# Need advice from somebody that has done it



## saysflushable (Jun 15, 2009)

I called a guy with the same drain equipment as me to see if he had an extra cable to attach to my drum (I call it the drum leader) he said he doesn't attach his cable to the drum he always leaves 15 foot of cable in the drum and thats it. it doesn't seem like it would work and I don't want to lug my equipment into a basement to find out it doesn't work.

I never have contempt prior to investigation. so I'm investigating


----------



## Redwood (Sep 8, 2008)

I do that on my 1/4' cable in the small drum on my K-3800...
I buy 75' and stuff it in when it gets trimmed too many times it will slip in the drum when you pull too much out..

But then its time to stuff a new one in...

I wouldn't dream of doing it with a larger cable....


----------



## plumber101us (Feb 25, 2013)

I agree with redwood


----------



## damnplumber (Jan 22, 2012)

I do the same on my 1/4 and 3/8 drums and have been doing it that way for more than 20 years...but not the 1/2, 5/8 and 3/4 machines.


----------



## saysflushable (Jun 15, 2009)

damnplumber said:


> I do the same on my 1/4 and 3/8 drums and have been doing it that way for more than 20 years...but not the 1/2, 5/8 and 3/4 machines.


 why not?
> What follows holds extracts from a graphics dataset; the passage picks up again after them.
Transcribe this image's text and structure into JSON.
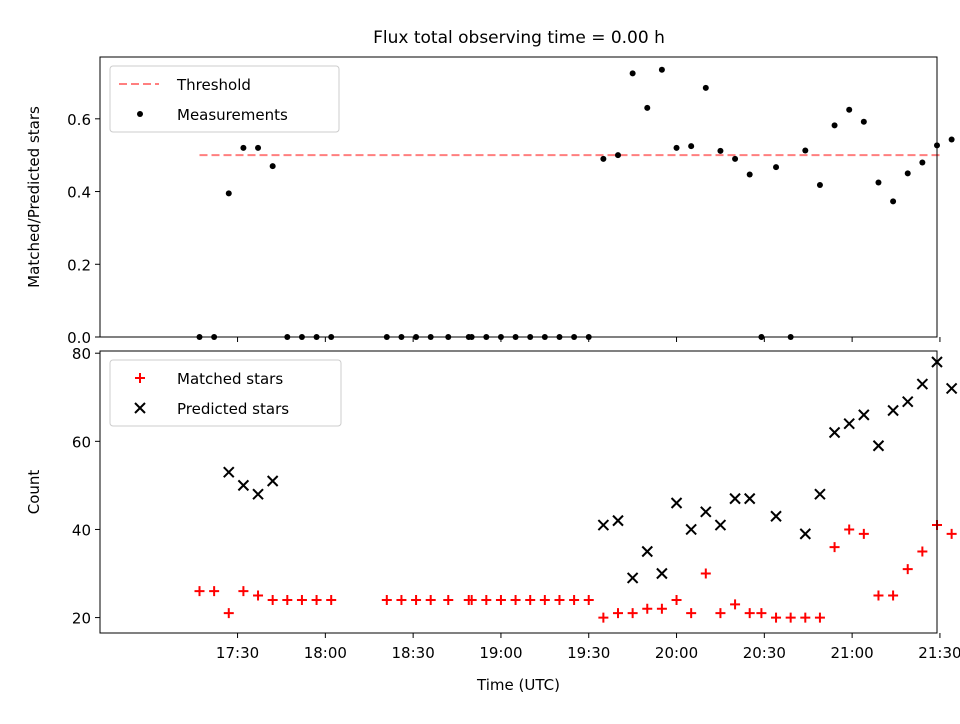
{
  "title": "Flux total observing time = 0.00 h",
  "chart_data": [
    {
      "type": "scatter",
      "ylabel": "Matched/Predicted stars",
      "ylim": [
        0,
        0.77
      ],
      "yticks": [
        "0.0",
        "0.2",
        "0.4",
        "0.6"
      ],
      "ytick_values": [
        0,
        0.2,
        0.4,
        0.6
      ],
      "xlim_minutes": [
        1003,
        1289
      ],
      "xtick_minutes": [
        1050,
        1080,
        1110,
        1140,
        1170,
        1200,
        1230,
        1260,
        1290
      ],
      "grid": false,
      "legend_position": "top-left",
      "legend": [
        "Threshold",
        "Measurements"
      ],
      "threshold": {
        "name": "Threshold",
        "value": 0.5,
        "x_range": [
          "17:17",
          "21:31"
        ],
        "color": "#ff7f7f"
      },
      "series": [
        {
          "name": "Measurements",
          "color": "#000000",
          "points": [
            [
              "17:17",
              0.0
            ],
            [
              "17:22",
              0.0
            ],
            [
              "17:27",
              0.395
            ],
            [
              "17:32",
              0.52
            ],
            [
              "17:37",
              0.52
            ],
            [
              "17:42",
              0.47
            ],
            [
              "17:47",
              0.0
            ],
            [
              "17:52",
              0.0
            ],
            [
              "17:57",
              0.0
            ],
            [
              "18:02",
              0.0
            ],
            [
              "18:21",
              0.0
            ],
            [
              "18:26",
              0.0
            ],
            [
              "18:31",
              0.0
            ],
            [
              "18:36",
              0.0
            ],
            [
              "18:42",
              0.0
            ],
            [
              "18:49",
              0.0
            ],
            [
              "18:50",
              0.0
            ],
            [
              "18:55",
              0.0
            ],
            [
              "19:00",
              0.0
            ],
            [
              "19:05",
              0.0
            ],
            [
              "19:10",
              0.0
            ],
            [
              "19:15",
              0.0
            ],
            [
              "19:20",
              0.0
            ],
            [
              "19:25",
              0.0
            ],
            [
              "19:30",
              0.0
            ],
            [
              "19:35",
              0.49
            ],
            [
              "19:40",
              0.5
            ],
            [
              "19:45",
              0.725
            ],
            [
              "19:50",
              0.63
            ],
            [
              "19:55",
              0.735
            ],
            [
              "20:00",
              0.52
            ],
            [
              "20:05",
              0.525
            ],
            [
              "20:10",
              0.685
            ],
            [
              "20:15",
              0.512
            ],
            [
              "20:20",
              0.49
            ],
            [
              "20:25",
              0.447
            ],
            [
              "20:29",
              0.0
            ],
            [
              "20:34",
              0.467
            ],
            [
              "20:39",
              0.0
            ],
            [
              "20:44",
              0.513
            ],
            [
              "20:49",
              0.418
            ],
            [
              "20:54",
              0.582
            ],
            [
              "20:59",
              0.625
            ],
            [
              "21:04",
              0.592
            ],
            [
              "21:09",
              0.425
            ],
            [
              "21:14",
              0.373
            ],
            [
              "21:19",
              0.45
            ],
            [
              "21:24",
              0.48
            ],
            [
              "21:29",
              0.527
            ],
            [
              "21:34",
              0.543
            ]
          ]
        }
      ]
    },
    {
      "type": "scatter",
      "xlabel": "Time (UTC)",
      "ylabel": "Count",
      "ylim": [
        16.5,
        80.5
      ],
      "yticks": [
        "20",
        "40",
        "60",
        "80"
      ],
      "ytick_values": [
        20,
        40,
        60,
        80
      ],
      "xlim_minutes": [
        1003,
        1289
      ],
      "xticks": [
        "17:30",
        "18:00",
        "18:30",
        "19:00",
        "19:30",
        "20:00",
        "20:30",
        "21:00",
        "21:30"
      ],
      "xtick_minutes": [
        1050,
        1080,
        1110,
        1140,
        1170,
        1200,
        1230,
        1260,
        1290
      ],
      "grid": false,
      "legend_position": "top-left",
      "legend": [
        "Matched stars",
        "Predicted stars"
      ],
      "series": [
        {
          "name": "Matched stars",
          "marker": "plus",
          "color": "#ff0000",
          "points": [
            [
              "17:17",
              26
            ],
            [
              "17:22",
              26
            ],
            [
              "17:27",
              21
            ],
            [
              "17:32",
              26
            ],
            [
              "17:37",
              25
            ],
            [
              "17:42",
              24
            ],
            [
              "17:47",
              24
            ],
            [
              "17:52",
              24
            ],
            [
              "17:57",
              24
            ],
            [
              "18:02",
              24
            ],
            [
              "18:21",
              24
            ],
            [
              "18:26",
              24
            ],
            [
              "18:31",
              24
            ],
            [
              "18:36",
              24
            ],
            [
              "18:42",
              24
            ],
            [
              "18:49",
              24
            ],
            [
              "18:50",
              24
            ],
            [
              "18:55",
              24
            ],
            [
              "19:00",
              24
            ],
            [
              "19:05",
              24
            ],
            [
              "19:10",
              24
            ],
            [
              "19:15",
              24
            ],
            [
              "19:20",
              24
            ],
            [
              "19:25",
              24
            ],
            [
              "19:30",
              24
            ],
            [
              "19:35",
              20
            ],
            [
              "19:40",
              21
            ],
            [
              "19:45",
              21
            ],
            [
              "19:50",
              22
            ],
            [
              "19:55",
              22
            ],
            [
              "20:00",
              24
            ],
            [
              "20:05",
              21
            ],
            [
              "20:10",
              30
            ],
            [
              "20:15",
              21
            ],
            [
              "20:20",
              23
            ],
            [
              "20:25",
              21
            ],
            [
              "20:29",
              21
            ],
            [
              "20:34",
              20
            ],
            [
              "20:39",
              20
            ],
            [
              "20:44",
              20
            ],
            [
              "20:49",
              20
            ],
            [
              "20:54",
              36
            ],
            [
              "20:59",
              40
            ],
            [
              "21:04",
              39
            ],
            [
              "21:09",
              25
            ],
            [
              "21:14",
              25
            ],
            [
              "21:19",
              31
            ],
            [
              "21:24",
              35
            ],
            [
              "21:29",
              41
            ],
            [
              "21:34",
              39
            ]
          ]
        },
        {
          "name": "Predicted stars",
          "marker": "x",
          "color": "#000000",
          "points": [
            [
              "17:27",
              53
            ],
            [
              "17:32",
              50
            ],
            [
              "17:37",
              48
            ],
            [
              "17:42",
              51
            ],
            [
              "19:35",
              41
            ],
            [
              "19:40",
              42
            ],
            [
              "19:45",
              29
            ],
            [
              "19:50",
              35
            ],
            [
              "19:55",
              30
            ],
            [
              "20:00",
              46
            ],
            [
              "20:05",
              40
            ],
            [
              "20:10",
              44
            ],
            [
              "20:15",
              41
            ],
            [
              "20:20",
              47
            ],
            [
              "20:25",
              47
            ],
            [
              "20:34",
              43
            ],
            [
              "20:44",
              39
            ],
            [
              "20:49",
              48
            ],
            [
              "20:54",
              62
            ],
            [
              "20:59",
              64
            ],
            [
              "21:04",
              66
            ],
            [
              "21:09",
              59
            ],
            [
              "21:14",
              67
            ],
            [
              "21:19",
              69
            ],
            [
              "21:24",
              73
            ],
            [
              "21:29",
              78
            ],
            [
              "21:34",
              72
            ]
          ]
        }
      ]
    }
  ]
}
Like I said I have to get my machine in the basement to try it out. if I got a call to an outside C/O I'd try it. 

My drum leaders won't be in until monday I'm thinking of biteing the bullet and trying it this weekend anyway.


----------



## DUNBAR PLUMBING (Sep 11, 2008)

Back in the day, running service in cincinnati, all our 1065's had a 15' cable attached into the drum, then a 2' leader that we attached to the end. And with that 2' leader, an attachment was used.


----------